The story – How I fell victim to aggressive selling
I used to go to work by car and had to refuel about every two weeks. There was a gas station that was situated very conveniently on my morning route. Thus, I was a regular customer there. I did not care if the price per liter was half a cent lower somewhere else or if any other gas station had more tasty morning coffee. This gas station was easy to reach and that was all that was needed to keep me happy.
But someday, they lost me as a loyal customer after several years. What had happened?
The company had decided to introduce a customer loyalty program in order to increase my loyalty. They issued a customer card with which I could earn some bonus points that could be swapped into some ‘attractive presents’. That would not have troubled me.
However, the guy at the counter probably had made it his personal mission to acquire me for this loyalty program. Or he was forced to do so by some internal reward scheme.
For several reasons I had decided that I already had more than enough loyalty cards in my wallet and did not want any more. (Especially since I had no idea what I should do with all those coffee machines, shower towels, training bags and the like that I could get for my bonus points).

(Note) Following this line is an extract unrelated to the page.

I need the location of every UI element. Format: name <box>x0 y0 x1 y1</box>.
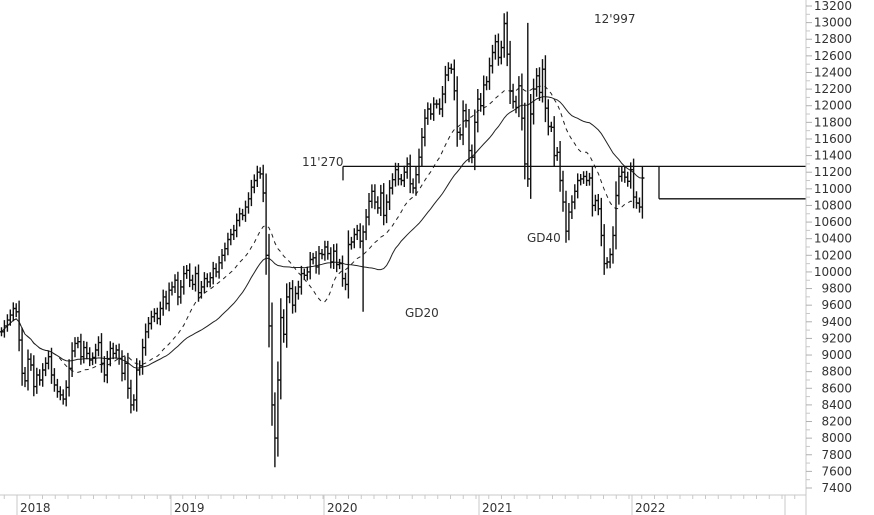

I rejected his offer several times. Unfortunately, this guy – although he perfectly recognized me – did not give up offering me his loyalty card every time. In the beginning my rejection was quite friendly. Some weeks later I felt the need to become a bit more explicit: “As I have already told you last time and the times before – I am definitely not interested in your loyalty card and I will not be in the future.†Nevertheless, this guy did not give up trying to convince me better. I had to endure his endless offers again and again.

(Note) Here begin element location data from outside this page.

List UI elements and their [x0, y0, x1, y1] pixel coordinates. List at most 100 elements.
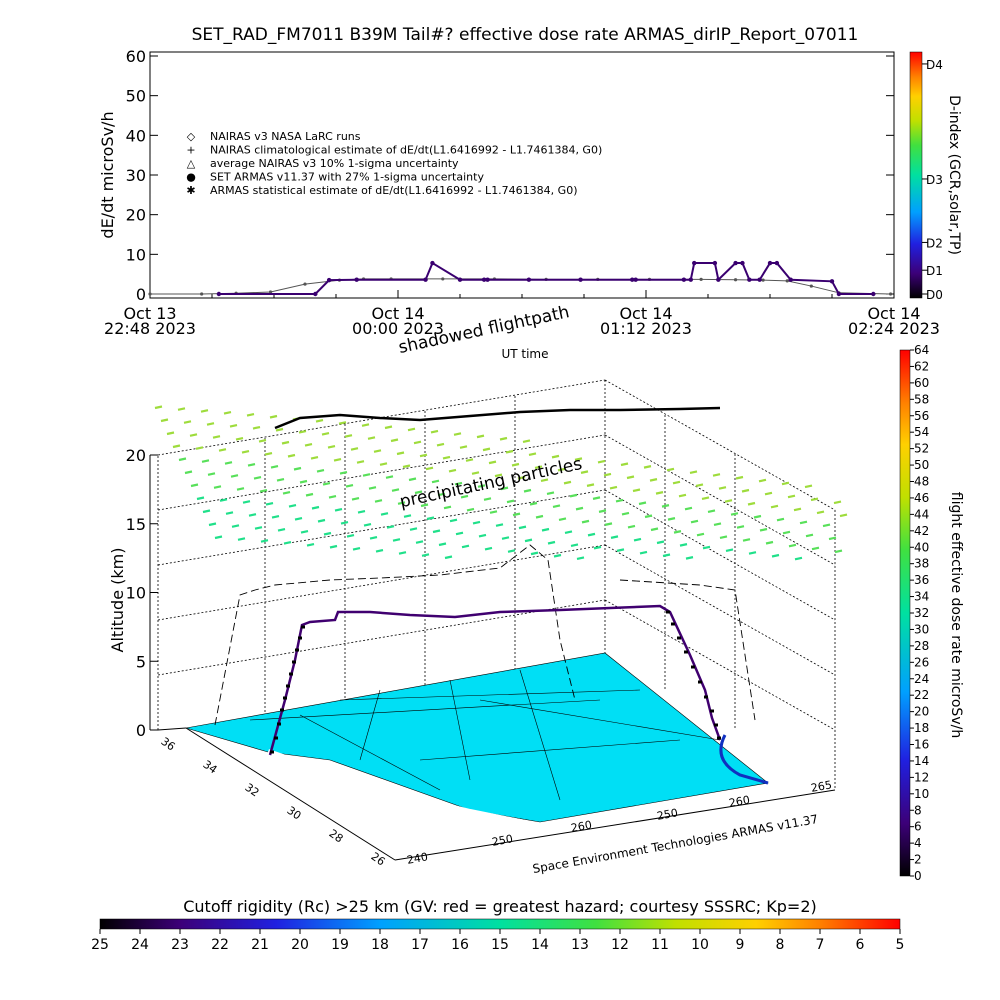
particle-mark — [237, 537, 246, 541]
particle-mark — [690, 519, 699, 524]
flight-point — [292, 660, 296, 664]
particle-mark — [787, 494, 796, 499]
particle-mark — [373, 449, 382, 453]
flight-point — [270, 750, 274, 754]
series-point — [733, 278, 738, 282]
particle-mark — [323, 531, 332, 536]
flight-point — [671, 622, 675, 626]
particle-mark — [402, 464, 411, 469]
particle-mark — [269, 414, 278, 419]
rc-tick-label: 24 — [131, 937, 149, 953]
particle-mark — [356, 460, 365, 464]
particle-mark — [415, 540, 424, 544]
particle-mark — [254, 526, 263, 530]
particle-mark — [833, 500, 842, 505]
particle-mark — [189, 433, 198, 437]
particle-mark — [655, 491, 664, 495]
particle-mark — [208, 522, 217, 527]
particle-mark — [253, 476, 262, 480]
particle-mark — [627, 524, 636, 529]
rc-tick-label: 18 — [371, 937, 389, 953]
coastline — [267, 749, 541, 829]
particle-mark — [782, 530, 791, 535]
series-point — [481, 277, 487, 282]
particle-mark — [223, 411, 232, 415]
series-point — [829, 279, 835, 284]
dose-tick-label: 50 — [914, 458, 929, 472]
top-y-axis-label: dE/dt microSv/h — [98, 111, 117, 238]
series-line — [218, 261, 874, 295]
series-point — [699, 277, 703, 281]
series-point — [733, 260, 738, 266]
dose-tick-label: 32 — [914, 606, 929, 620]
particle-mark — [206, 422, 215, 426]
particle-mark — [758, 478, 767, 483]
legend-entry: NAIRAS climatological estimate of dE/dt(… — [210, 144, 602, 157]
particle-mark — [689, 470, 698, 475]
rc-tick-label: 16 — [451, 937, 469, 953]
flight-point — [274, 736, 278, 740]
dose-tick-label: 28 — [914, 639, 929, 653]
top-y-tick-label: 60 — [126, 47, 146, 66]
flight-point — [714, 723, 718, 727]
particle-mark — [495, 523, 504, 527]
particle-mark — [524, 538, 533, 543]
particle-mark — [719, 535, 728, 540]
particle-mark — [317, 518, 326, 523]
particle-mark — [421, 553, 430, 557]
z-axis-label: Altitude (km) — [108, 548, 127, 653]
particle-mark — [512, 512, 521, 517]
particle-mark — [678, 493, 687, 498]
particle-mark — [621, 511, 630, 516]
particle-mark — [626, 475, 635, 480]
flight-point — [677, 636, 681, 640]
particle-mark — [154, 405, 163, 410]
particle-mark — [713, 522, 722, 527]
particle-mark — [523, 488, 532, 493]
rc-tick-label: 25 — [91, 937, 109, 953]
series-point — [871, 291, 876, 297]
series-point — [692, 260, 697, 266]
series-point — [688, 277, 693, 282]
particle-mark — [684, 506, 693, 511]
particle-mark — [679, 543, 688, 547]
particle-mark — [506, 499, 515, 504]
particle-mark — [271, 515, 280, 519]
particle-mark — [352, 546, 361, 551]
particle-mark — [471, 471, 480, 475]
series-point — [578, 277, 583, 282]
particle-mark — [633, 537, 642, 542]
particle-mark — [396, 451, 405, 456]
particle-mark — [730, 512, 739, 516]
dose-tick-label: 12 — [914, 770, 929, 784]
particle-mark — [477, 484, 486, 488]
particle-mark — [380, 512, 389, 516]
particle-mark — [252, 425, 261, 430]
particle-mark — [839, 513, 848, 518]
particle-mark — [202, 509, 211, 514]
plus-icon: + — [186, 144, 195, 157]
particle-mark — [793, 507, 802, 512]
particle-mark — [781, 481, 790, 486]
particle-mark — [218, 448, 227, 452]
particle-mark — [753, 514, 762, 519]
d-index-tick-label: D2 — [926, 236, 943, 250]
flight-point — [691, 665, 695, 669]
particle-mark — [430, 429, 439, 434]
particle-mark — [248, 513, 257, 517]
particle-mark — [288, 503, 297, 508]
lat-tick-label: 36 — [159, 735, 178, 754]
particle-mark — [367, 436, 376, 440]
shadowed-flightpath-line — [274, 406, 721, 430]
particle-mark — [361, 423, 370, 427]
particle-mark — [718, 486, 727, 490]
particle-mark — [436, 442, 445, 447]
diamond-icon: ◇ — [187, 130, 196, 143]
lat-tick-label: 32 — [243, 781, 262, 800]
series-point — [268, 290, 273, 294]
series-point — [767, 260, 773, 266]
flight-point — [277, 722, 281, 726]
particle-mark — [275, 427, 284, 432]
particle-mark — [259, 489, 268, 493]
particle-mark — [494, 473, 503, 478]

This finally made me turn away. I discovered another gas station. It wasn’t located as conveniently as the first one. But the little detour was less troublesome to me than the regular early-morning-discussion about loyalty programs. Thus, a business had lost a loyal and completely satisfied customer by trying to make him loyal.
Refueling my car is a commodity for me. I don’t need any bells and whistles. I don’t expect a superior customer experience. All I want is a quick, easy and reliable service. Anything beyond that would have a negative impact on my experience.

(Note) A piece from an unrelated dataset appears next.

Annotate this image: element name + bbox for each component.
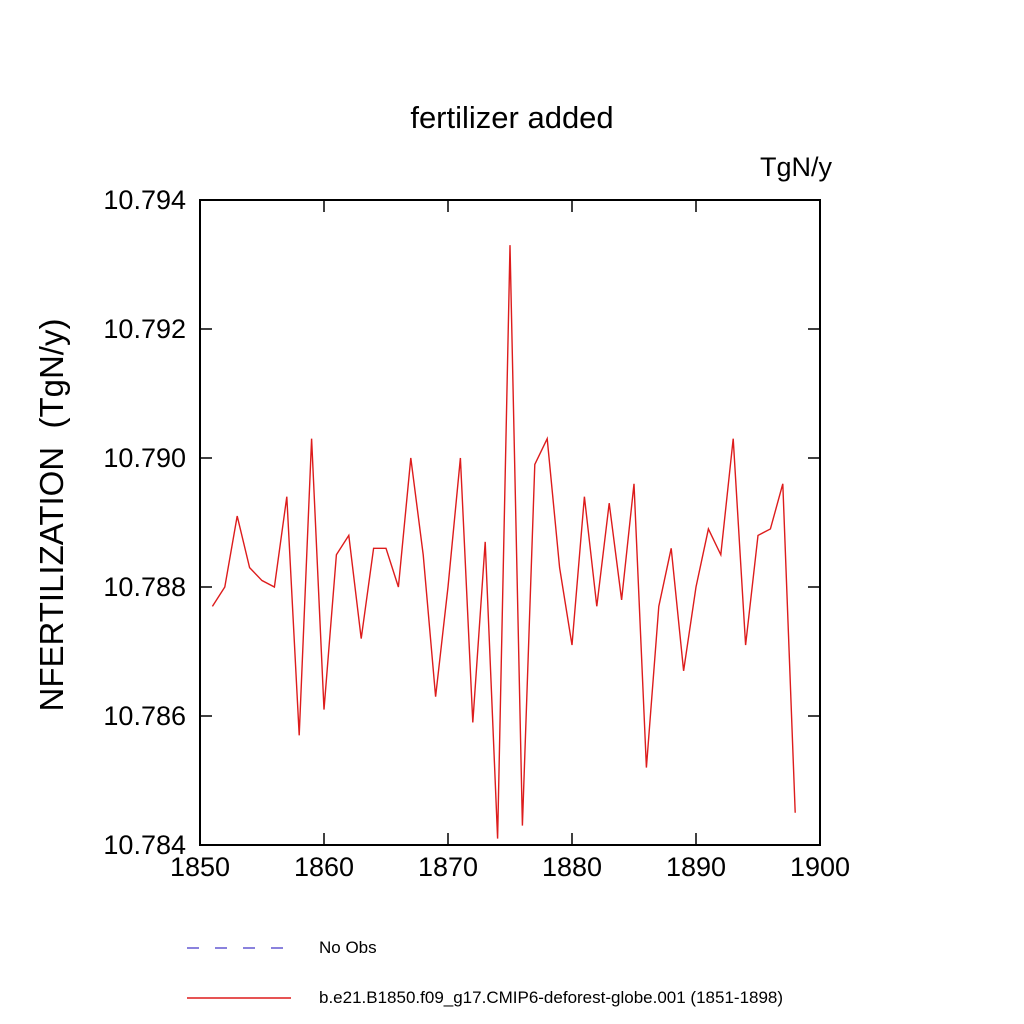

The lesson – Customer orientation should respect the customers expressed preferences
Their mistake clearly was their over-aggressive selling practice.
It is a good idea to offer something to the customers that probably is of value to them. It is also a good practice to offer this new feature in a one-to-one way, i.e. to make a personal offer during the payment process. It is, however, a poor practice not to connect this approach with a bit of personalization.
Here, they had simply missed to make a mental tick in the box ‘customer is definitely not interested’ (not to be mixed up with the box ‘customer is still undecided’) and to connect this information with the other information ‘customer already is a loyal and regular one’. These two pieces of information together should have led to the only conclusion that it was best not to bother me with this offer any more in the next future.
It doesn’t matter if this process is made in the head of some shop attendant or in a computerized data management system. If the business is not able to make relevant connections between related pieces of information and to draw the right conclusions form them, their customer relationship efforts will have a good chance for failure.